Time Is Lost, Confusion Results, and Money Is Spent
In the recent SCUP survey of members' use of social media, a common complaint by those who do not use social media, or who have tried to and loathed it, was that it is a "waste of time." In this recent Economist article, the manager of a Connecticut manufacturing firm is auoted complaining about the effects of the telephone . . . in 1917: 'Time is lost, confusion results and money is spent.' but goes on to say "Yet what is happening now goes way beyond incremental growth.
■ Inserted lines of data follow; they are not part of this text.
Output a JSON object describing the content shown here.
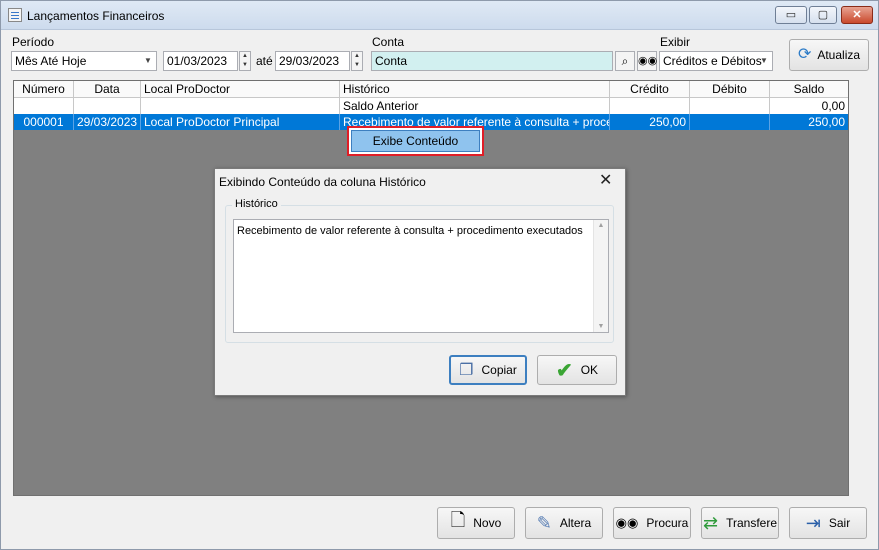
{
  "window": {
    "title": "Lançamentos Financeiros",
    "min": "▭",
    "max": "▢",
    "close": "✕"
  },
  "filters": {
    "periodo_label": "Período",
    "periodo_value": "Mês Até Hoje",
    "date_from": "01/03/2023",
    "ate_label": "até",
    "date_to": "29/03/2023",
    "conta_label": "Conta",
    "conta_value": "Conta",
    "exibir_label": "Exibir",
    "exibir_value": "Créditos e Débitos",
    "atualiza_label": "Atualiza"
  },
  "grid": {
    "columns": [
      "Número",
      "Data",
      "Local ProDoctor",
      "Histórico",
      "Crédito",
      "Débito",
      "Saldo"
    ],
    "rows": [
      {
        "numero": "",
        "data": "",
        "local": "",
        "historico": "Saldo Anterior",
        "credito": "",
        "debito": "",
        "saldo": "0,00"
      },
      {
        "numero": "000001",
        "data": "29/03/2023",
        "local": "Local ProDoctor Principal",
        "historico": "Recebimento de valor referente à consulta + proce...",
        "credito": "250,00",
        "debito": "",
        "saldo": "250,00"
      }
    ]
  },
  "context_button": "Exibe Conteúdo",
  "dialog": {
    "title": "Exibindo Conteúdo da coluna Histórico",
    "close": "✕",
    "group_label": "Histórico",
    "memo_text": "Recebimento de valor referente à consulta + procedimento executados",
    "copiar_label": "Copiar",
    "ok_label": "OK"
  },
  "bottom_buttons": {
    "novo": "Novo",
    "altera": "Altera",
    "procura": "Procura",
    "transfere": "Transfere",
    "sair": "Sair"
  },
  "icons": {
    "search": "search-icon",
    "binoculars": "binoculars-icon",
    "refresh": "refresh-icon",
    "copy": "copy-icon",
    "check": "check-icon",
    "new": "new-document-icon",
    "edit": "edit-icon",
    "find": "find-icon",
    "transfer": "transfer-icon",
    "exit": "exit-icon"
  },
  "colors": {
    "selection": "#0078d7",
    "highlight_border": "#e01e27",
    "conta_bg": "#d2f0f0"
  }
}
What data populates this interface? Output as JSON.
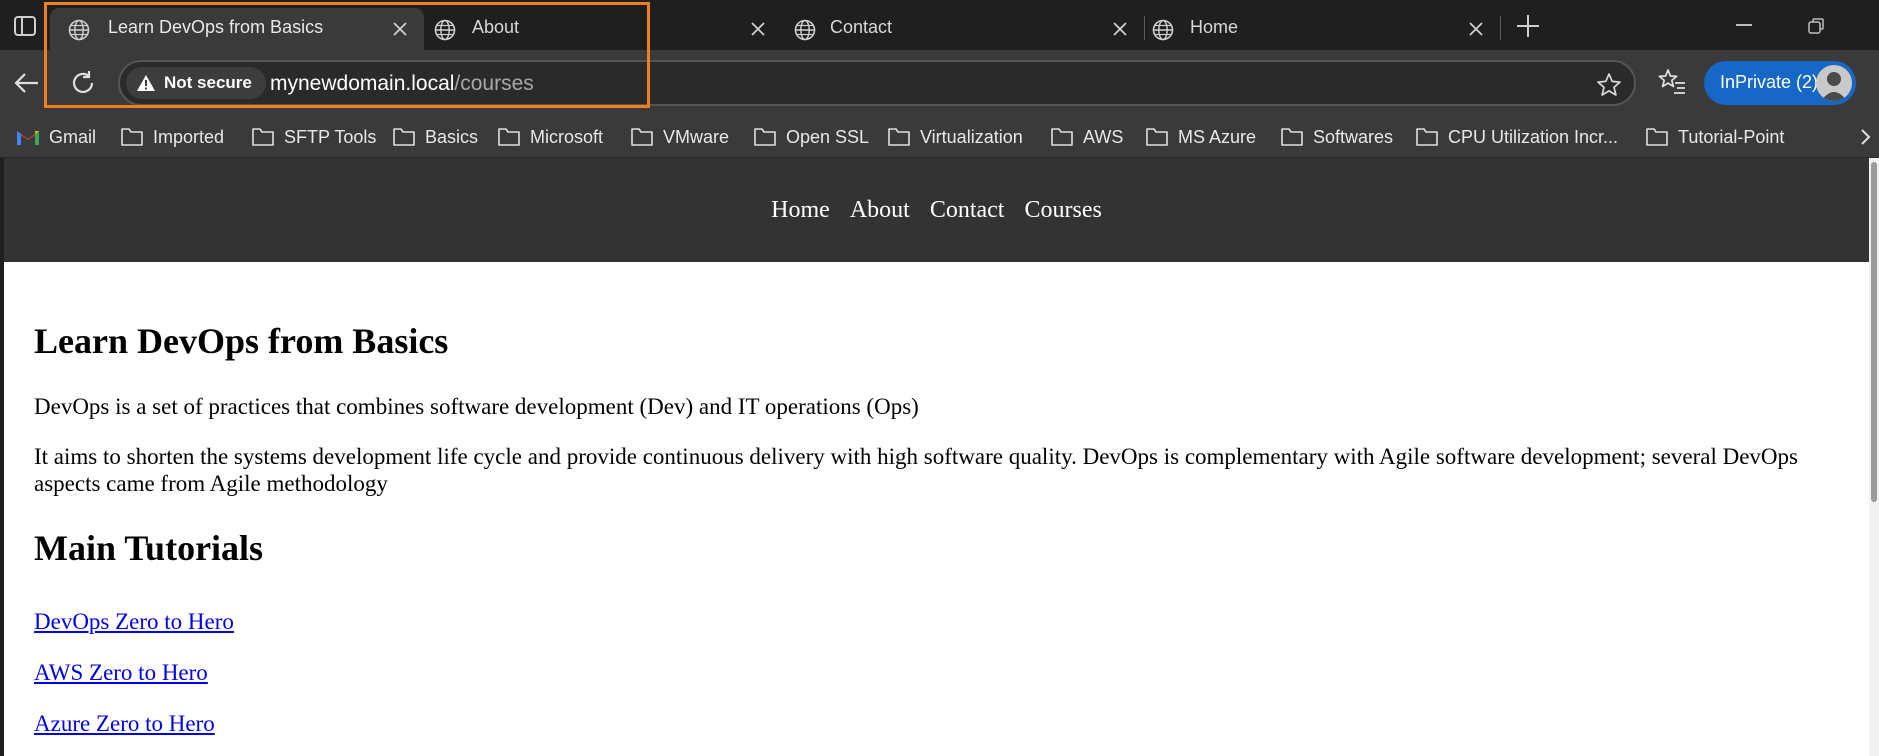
{
  "browser": {
    "tabs": [
      {
        "title": "Learn DevOps from Basics",
        "active": true
      },
      {
        "title": "About",
        "active": false
      },
      {
        "title": "Contact",
        "active": false
      },
      {
        "title": "Home",
        "active": false
      }
    ],
    "address_bar": {
      "security_label": "Not secure",
      "url_host": "mynewdomain.local",
      "url_path": "/courses"
    },
    "profile": {
      "label": "InPrivate (2)"
    },
    "bookmarks": [
      {
        "label": "Gmail",
        "icon": "gmail-icon"
      },
      {
        "label": "Imported",
        "icon": "folder-icon"
      },
      {
        "label": "SFTP Tools",
        "icon": "folder-icon"
      },
      {
        "label": "Basics",
        "icon": "folder-icon"
      },
      {
        "label": "Microsoft",
        "icon": "folder-icon"
      },
      {
        "label": "VMware",
        "icon": "folder-icon"
      },
      {
        "label": "Open SSL",
        "icon": "folder-icon"
      },
      {
        "label": "Virtualization",
        "icon": "folder-icon"
      },
      {
        "label": "AWS",
        "icon": "folder-icon"
      },
      {
        "label": "MS Azure",
        "icon": "folder-icon"
      },
      {
        "label": "Softwares",
        "icon": "folder-icon"
      },
      {
        "label": "CPU Utilization Incr...",
        "icon": "folder-icon"
      },
      {
        "label": "Tutorial-Point",
        "icon": "folder-icon"
      }
    ],
    "colors": {
      "highlight": "#f07f22",
      "inprivate": "#1768c6"
    }
  },
  "page": {
    "nav": [
      "Home",
      "About",
      "Contact",
      "Courses"
    ],
    "heading": "Learn DevOps from Basics",
    "paragraphs": [
      "DevOps is a set of practices that combines software development (Dev) and IT operations (Ops)",
      "It aims to shorten the systems development life cycle and provide continuous delivery with high software quality. DevOps is complementary with Agile software development; several DevOps aspects came from Agile methodology"
    ],
    "subheading": "Main Tutorials",
    "links": [
      "DevOps Zero to Hero",
      "AWS Zero to Hero",
      "Azure Zero to Hero"
    ]
  }
}
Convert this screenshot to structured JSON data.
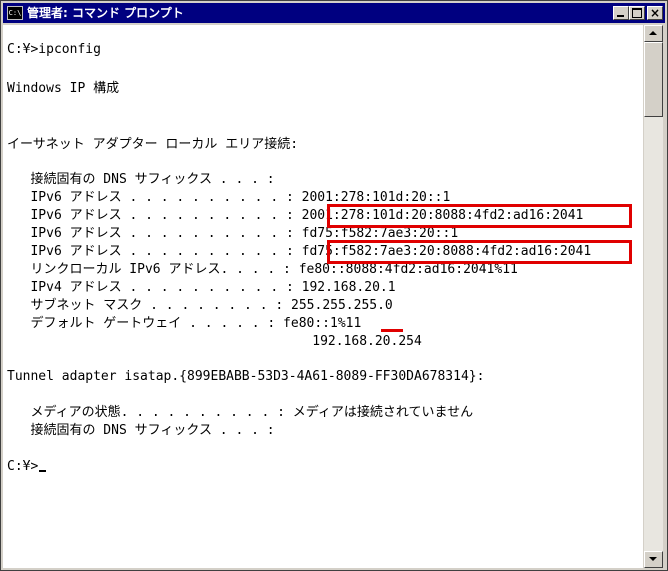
{
  "window": {
    "title": "管理者: コマンド プロンプト",
    "app_icon_text": "C:\\",
    "buttons": {
      "minimize": "minimize-icon",
      "maximize": "maximize-icon",
      "close": "close-icon",
      "close_glyph": "×"
    }
  },
  "console": {
    "lines": [
      "C:¥>ipconfig",
      "Windows IP 構成",
      "イーサネット アダプター ローカル エリア接続:",
      "   接続固有の DNS サフィックス . . . :",
      "   IPv6 アドレス . . . . . . . . . . : 2001:278:101d:20::1",
      "   IPv6 アドレス . . . . . . . . . . : 2001:278:101d:20:8088:4fd2:ad16:2041",
      "   IPv6 アドレス . . . . . . . . . . : fd75:f582:7ae3:20::1",
      "   IPv6 アドレス . . . . . . . . . . : fd75:f582:7ae3:20:8088:4fd2:ad16:2041",
      "   リンクローカル IPv6 アドレス. . . . : fe80::8088:4fd2:ad16:2041%11",
      "   IPv4 アドレス . . . . . . . . . . : 192.168.20.1",
      "   サブネット マスク . . . . . . . . : 255.255.255.0",
      "   デフォルト ゲートウェイ . . . . . : fe80::1%11",
      "                                       192.168.20.254",
      "Tunnel adapter isatap.{899EBABB-53D3-4A61-8089-FF30DA678314}:",
      "   メディアの状態. . . . . . . . . . : メディアは接続されていません",
      "   接続固有の DNS サフィックス . . . :",
      "C:¥>"
    ]
  },
  "colors": {
    "titlebar": "#000080",
    "highlight": "#e00000",
    "console_bg": "#ffffff",
    "console_text": "#000000"
  }
}
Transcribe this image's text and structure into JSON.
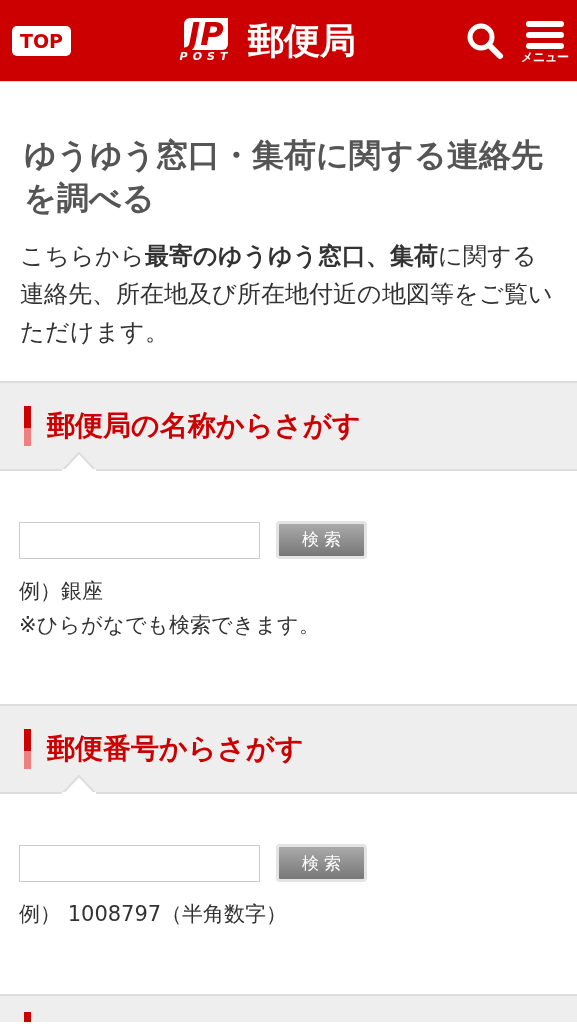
{
  "header": {
    "top_button": "TOP",
    "logo_mark": "JP",
    "logo_sub": "POST",
    "site_name": "郵便局",
    "menu_label": "メニュー"
  },
  "page_title": "ゆうゆう窓口・集荷に関する連絡先を調べる",
  "intro": "こちらから**最寄のゆうゆう窓口、集荷**に関する連絡先、所在地及び所在地付近の地図等をご覧いただけます。",
  "sections": [
    {
      "title": "郵便局の名称からさがす",
      "search_button": "検 索",
      "notes": [
        "例）銀座",
        "※ひらがなでも検索できます。"
      ]
    },
    {
      "title": "郵便番号からさがす",
      "search_button": "検 索",
      "notes": [
        "例） 1008797（半角数字）"
      ]
    }
  ],
  "next_section_partly_visible": true
}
The quantitative change has begun to make a qualitative difference." (Don't worry, SCUPers, as we move forward in social media use, our traditional communications channels - website and email - will still be there for you.) Many SCUPers spend a lot of time with data and are well aware of the new capacities to collect it, analyze it, and display it:
This shift from information scarcity to surfeit has broad effects. 'What we are seeing is the ability to have economies form around the data—and that to me is the big change at a societal and even macroeconomic level,' says Craig Mundie, head of research and strategy at Microsoft. Data are becoming the new raw material of business: an economic input almost on a par with capital and labour. 'Every day I wake up and ask, ‘how can I flow data better, manage data better, analyse data better?' says Rollin Ford, the CIO of Wal-Mart . . . 'The data-centred economy is just nascent . . . You can see the outlines of it, but the technical, infrastructural and even business-model implications are not well understood right now.' This special report will point to where it is beginning to surface.